Вот и весь разговор около дамы в красном платье. И как в этой беседе найти отгадку? Да, как он позабыл?.. За обеденным столом был еще разговор — странный. Отец говорил, что у государыни нет достойных советчиков, и ругал Бирона. Может быть, он не только со мной эту тему обсуждал? На хороший донос здесь хватит… но при чем здесь тетка в камлоте отечественного производства? А вдруг на оборотной стороне портрета написано что-то? Во всяком случае эту парсуну надо увидеть, и чем скорей, тем лучше. Усадьба Колокольцы принадлежит теперь государству, попасть туда будет мудрено, но еще мудренее добраться до Петербурга. Он должен как можно скорее получить аудиенцию у генерал-майора Ласси. Если тот до сих пор не сдал его властям, то на помощь старого генерала можно рассчитывать.
Попасть к Ласси было сложно, генерал стоял во главе целой армии, человек он занятой и не разменивался на пустые встречи с подчиненными. Но судьба на этот раз сжалилась над Родионом и послала ему свое ободрение. Так Демон — греческий бог рока, напал внезапно, в мгновение ока смял всю его жизнь, но тут же исчез, оставив его в покое. Болтаясь в приемной Ласси, Родион нос к носу столкнулся с генералом бароном фон Галлардом, приехавшим накануне из Петербурга. Родион мог с полным правом назвать барона своим благодетелем. Именно он записал его мальчишкой в свою дивизию, с помощью все того же фон Галларда Родион получил первый офицерский чин. Позднее в Ревеле барон видел поручика Люберова и каждый раз осведомлялся, как Родион продвигается по службе, довольны ли им командиры, как поживают родители, то есть по-отечески заботился о своем протеже. И вот опять встретились.
— Ты как здесь?
— Служу, господин генерал.
— А что в прихожей топчешься? Проштрафился?

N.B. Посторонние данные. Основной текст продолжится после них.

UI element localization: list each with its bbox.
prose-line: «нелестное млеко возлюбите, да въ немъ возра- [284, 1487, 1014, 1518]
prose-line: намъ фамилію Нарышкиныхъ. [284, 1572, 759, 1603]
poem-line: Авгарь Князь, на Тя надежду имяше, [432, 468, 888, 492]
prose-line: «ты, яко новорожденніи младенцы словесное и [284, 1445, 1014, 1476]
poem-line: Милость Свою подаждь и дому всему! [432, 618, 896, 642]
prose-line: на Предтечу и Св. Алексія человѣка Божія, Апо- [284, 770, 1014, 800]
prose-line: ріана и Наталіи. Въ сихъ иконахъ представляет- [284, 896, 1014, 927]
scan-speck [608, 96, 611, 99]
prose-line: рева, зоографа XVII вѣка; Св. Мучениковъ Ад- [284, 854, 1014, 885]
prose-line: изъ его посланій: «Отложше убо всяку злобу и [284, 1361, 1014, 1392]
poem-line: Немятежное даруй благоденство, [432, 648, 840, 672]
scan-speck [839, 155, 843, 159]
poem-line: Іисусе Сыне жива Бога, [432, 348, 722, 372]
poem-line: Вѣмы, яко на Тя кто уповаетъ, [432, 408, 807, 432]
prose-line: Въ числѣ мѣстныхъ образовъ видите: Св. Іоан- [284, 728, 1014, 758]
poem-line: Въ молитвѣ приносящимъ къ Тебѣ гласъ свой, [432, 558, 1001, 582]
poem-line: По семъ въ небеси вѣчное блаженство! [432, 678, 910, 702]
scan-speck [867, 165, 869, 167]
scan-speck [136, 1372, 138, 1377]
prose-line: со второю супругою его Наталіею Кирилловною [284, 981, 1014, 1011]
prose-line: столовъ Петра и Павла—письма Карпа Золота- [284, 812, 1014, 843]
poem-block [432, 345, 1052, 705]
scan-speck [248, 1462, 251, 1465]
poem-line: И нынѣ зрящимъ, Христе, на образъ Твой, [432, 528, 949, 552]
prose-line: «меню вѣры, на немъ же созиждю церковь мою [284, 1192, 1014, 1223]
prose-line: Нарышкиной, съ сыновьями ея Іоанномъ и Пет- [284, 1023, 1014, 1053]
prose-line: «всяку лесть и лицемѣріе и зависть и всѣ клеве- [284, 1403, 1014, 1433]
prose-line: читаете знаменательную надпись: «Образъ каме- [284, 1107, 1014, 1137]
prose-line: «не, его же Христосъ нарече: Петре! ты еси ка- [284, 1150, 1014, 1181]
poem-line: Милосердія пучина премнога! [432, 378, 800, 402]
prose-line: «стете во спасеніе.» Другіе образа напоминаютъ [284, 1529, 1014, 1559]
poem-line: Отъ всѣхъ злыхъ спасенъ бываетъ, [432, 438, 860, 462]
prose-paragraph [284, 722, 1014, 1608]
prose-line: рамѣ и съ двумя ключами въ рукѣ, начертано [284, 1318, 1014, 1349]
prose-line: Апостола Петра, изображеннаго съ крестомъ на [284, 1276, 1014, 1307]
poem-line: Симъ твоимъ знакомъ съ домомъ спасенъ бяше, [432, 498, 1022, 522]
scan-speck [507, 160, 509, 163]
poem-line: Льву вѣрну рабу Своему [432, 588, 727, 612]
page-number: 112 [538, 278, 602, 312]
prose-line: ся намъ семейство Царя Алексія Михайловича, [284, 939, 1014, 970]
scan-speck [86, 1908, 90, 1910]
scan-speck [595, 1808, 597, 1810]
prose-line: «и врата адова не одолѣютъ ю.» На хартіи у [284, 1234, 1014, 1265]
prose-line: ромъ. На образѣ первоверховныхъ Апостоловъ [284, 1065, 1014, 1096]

— Ваше сиятельство, у меня к генерал-майору Ласси приватный разговор, но я бы предпочел прежде обсудить эту тему с вами, — сказал Родион дрогнувшим голосом и добавил неожиданно для себя: — Мне вас Бог послал.
В тот же вечер фон Галлард встретился с Родионом, не будем расписывать, где да как. Разговор состоялся откровенный. Барон был знаком со старшим Люберовым, и Родион ждал, что Галлард обронит хоть одну фразу типа: «это недоразумение, ваш отец достойный человек» или «это недоразумение, все непременно скоро разъяснится». Но ничего этого не было сказано. Галлард стал невероятно серьезен, ссутулился и даже как-то уменьшился, что было невероятно при его огромном росте. Он долго молчал, потом вдруг спросил, знает ли Ласси об аресте, но, не дожидаясь ответа, сам себе ответил:
— Коли он тебя своей волей в Риге оставил, то, конечно, знает. А что ты от генерал-майора хотел?
— Мне нужно в Петербург.
— И думать забудь. Сиди тихо, как мышь. Не хватились тебя, и слава Богу.
— А если хватятся? — Слова эти сами вылетели, Родион хотел сказать, что в Петербург ему надо, чтобы похлопотать за родителей, и уж если отца не удастся спасти, то хоть добиться облегчения участи матушки.